For many years, the U.S. Potato Board, as it was typically referred to, focused on fresh potatoes. Toaspern said the funding, which comes from growers, has always been based on production and included all consumer uses of potatoes including fresh, frozen, dehydrated, processed and foodservice, but most of the programs were fresh-oriented. The basic theory was that fresh sales was an area that created an opportunity that could increase potato promotions and thus impact sales directly. Without diminishing the fresh effort, Toaspern said the new mission takes into account all uses of potatoes with the continued goal of increasing consumption through a variety of ways.

One of the key elements being emphasized is to break down myths about the nutritional content of potatoes.

While there is concern that per capita consumption of potatoes has declined over the years, Potatoes USA does not necessarily embrace that viewpoint.

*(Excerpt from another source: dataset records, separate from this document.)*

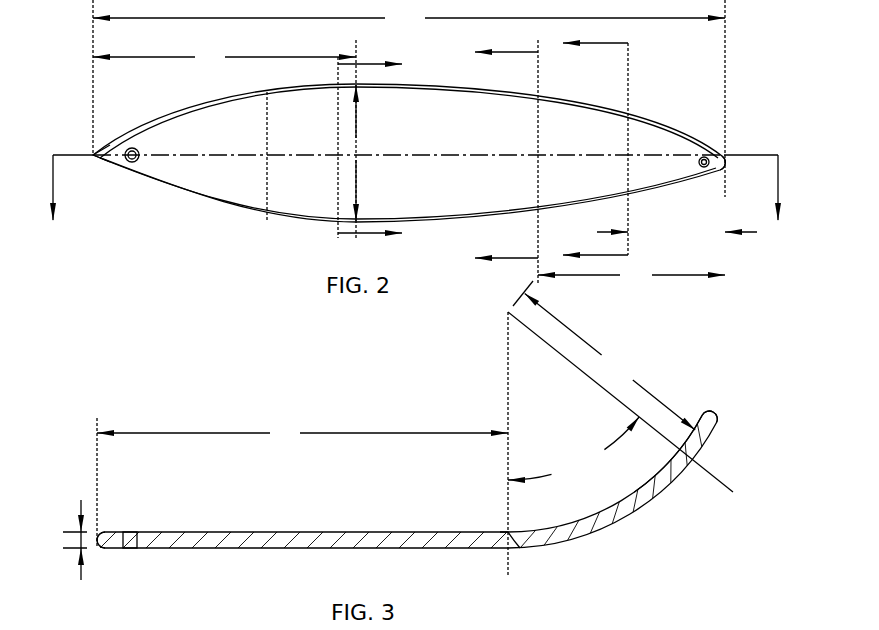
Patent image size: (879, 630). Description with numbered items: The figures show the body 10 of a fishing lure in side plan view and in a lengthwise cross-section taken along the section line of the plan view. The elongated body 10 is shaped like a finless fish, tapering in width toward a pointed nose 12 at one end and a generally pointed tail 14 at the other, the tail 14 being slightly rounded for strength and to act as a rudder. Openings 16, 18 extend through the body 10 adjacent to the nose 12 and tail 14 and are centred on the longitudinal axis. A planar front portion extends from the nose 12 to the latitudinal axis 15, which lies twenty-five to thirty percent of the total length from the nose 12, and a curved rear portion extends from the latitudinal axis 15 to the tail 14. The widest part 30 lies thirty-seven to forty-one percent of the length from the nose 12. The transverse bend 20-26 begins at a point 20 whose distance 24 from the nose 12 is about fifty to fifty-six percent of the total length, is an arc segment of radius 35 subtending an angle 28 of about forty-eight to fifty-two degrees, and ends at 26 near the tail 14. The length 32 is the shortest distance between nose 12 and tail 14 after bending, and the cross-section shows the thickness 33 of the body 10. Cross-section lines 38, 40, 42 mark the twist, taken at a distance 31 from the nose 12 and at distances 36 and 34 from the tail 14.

In FIG. 2, the body 10 is at (371, 261).
In FIG. 3, the body 10 is at (374, 586).
In FIG. 2, the nose 12 is at (92, 153).
In FIG. 3, the nose 12 is at (99, 549).
In FIG. 2, the tail 14 is at (728, 154).
In FIG. 3, the tail 14 is at (719, 417).
In FIG. 2, the latitudinal axis 15 is at (267, 222).
In FIG. 2, the opening 16 is at (131, 147).
In FIG. 3, the opening 16 is at (140, 532).
In FIG. 2, the opening 18 is at (703, 156).
In FIG. 3, the point 20 is at (507, 530).
In FIG. 3, the distance 24 is at (302, 433).
In FIG. 3, the end of bend 26 is at (677, 452).
In FIG. 3, the angle 28 is at (620, 402).
In FIG. 2, the widest part 30 is at (356, 153).
In FIG. 2, the distance 31 is at (224, 57).
In FIG. 2, the length 32 is at (409, 18).
In FIG. 3, the thickness 33 is at (59, 540).
In FIG. 2, the distance 34 is at (677, 232).
In FIG. 3, the radius 35 is at (604, 355).
In FIG. 2, the distance 36 is at (631, 275).
In FIG. 2, the cross-section line 38- 38 is at (379, 149).
In FIG. 2, the cross-section line 40- 40 is at (493, 153).
In FIG. 2, the cross-section line 42- 42 is at (583, 147).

Toaspern said if you divide the population by the number of potatoes of potatoes produced in the United States, it does point to a decline in the pounds produced and purchased per capita. But he said consumption numbers may not have declined. He argues that the act of processing — where a majority of potatoes are utilized — has become much more efficient over the years. Where it once took two pounds of raw potatoes to create one pound of fries, frozen or dehydrated product that ratio has now fallen to 1.5 pounds of raw potatoes to one pound of finished product. Processors are basically using 25 percent less potatoes for the same amount of finished product.

And he said consumers are also more efficient. “The trash can was always a big customer,” Toaspern quipped.

Shrink has also decreased at retail as handling has improved dramatically over the years and basic merchandising concepts have evolved such as minimizing the amount of time fresh potatoes are exposed to artificial light on display racks.

Potatoes USA is attacking the nutrition perception, which Toaspern called the number one challenge. The group’s literature reminds consumers that potatoes are not fattening and that elite athletes often use potatoes as an excellent source of carbohydrates in their training. “Potatoes equal performance,” Toaspern said is a message that Potatoes USA is touting, as it tries to get the weekend 5K runner to imitate what the hard-core elite athletes are consuming.

Not far behind are efforts to stimulate innovation in potato use at home and in restaurants. The produce department has seen an explosion in new items gaining popularity as the potential uses expand. One need only look at cauliflower and innovations related to using that vegetable as a potato substitute in in its mashed form and as a steak substitute when it is sliced and grilled. Potatoes USA is targeting “food enthusiasts” encouraging them to find new uses for the potato. The group believes it has an excellent opportunity in working with chefs, who are always looking for menu uniqueness.

Ross Johnson, global marketing manager for Potatoes USA, focuses on retail promotions and said that area is still very important to the U.S. potato industry. “Potatoes are the number one preferred vegetable (by consumers) and they do have the highest household penetration of any fruit or vegetable at 88 percent,” he said. “Sixty million pounds of potatoes are sold at retail every week.”

Johnson said potatoes are a huge driver of sales at retail as they stimulate the purchase of other items. He said if potatoes are in the basket, the typical consumer has an average ring of $83.14 in his or her basket. If the basket does not include a potato product, the ring averages only $41.22. The Potatoes USA representatives said it behooves retailers to encourage that potato buy by promoting potatoes or giving them a more prominent spot at retail. “Move then up to the front of the department and get them in the basket sooner.”

As with several other produce department items, the buzz about fresh potatoes typically revolves around specialty items such as fingerlings or baby potatoes while sales are still dominated by the standard packs.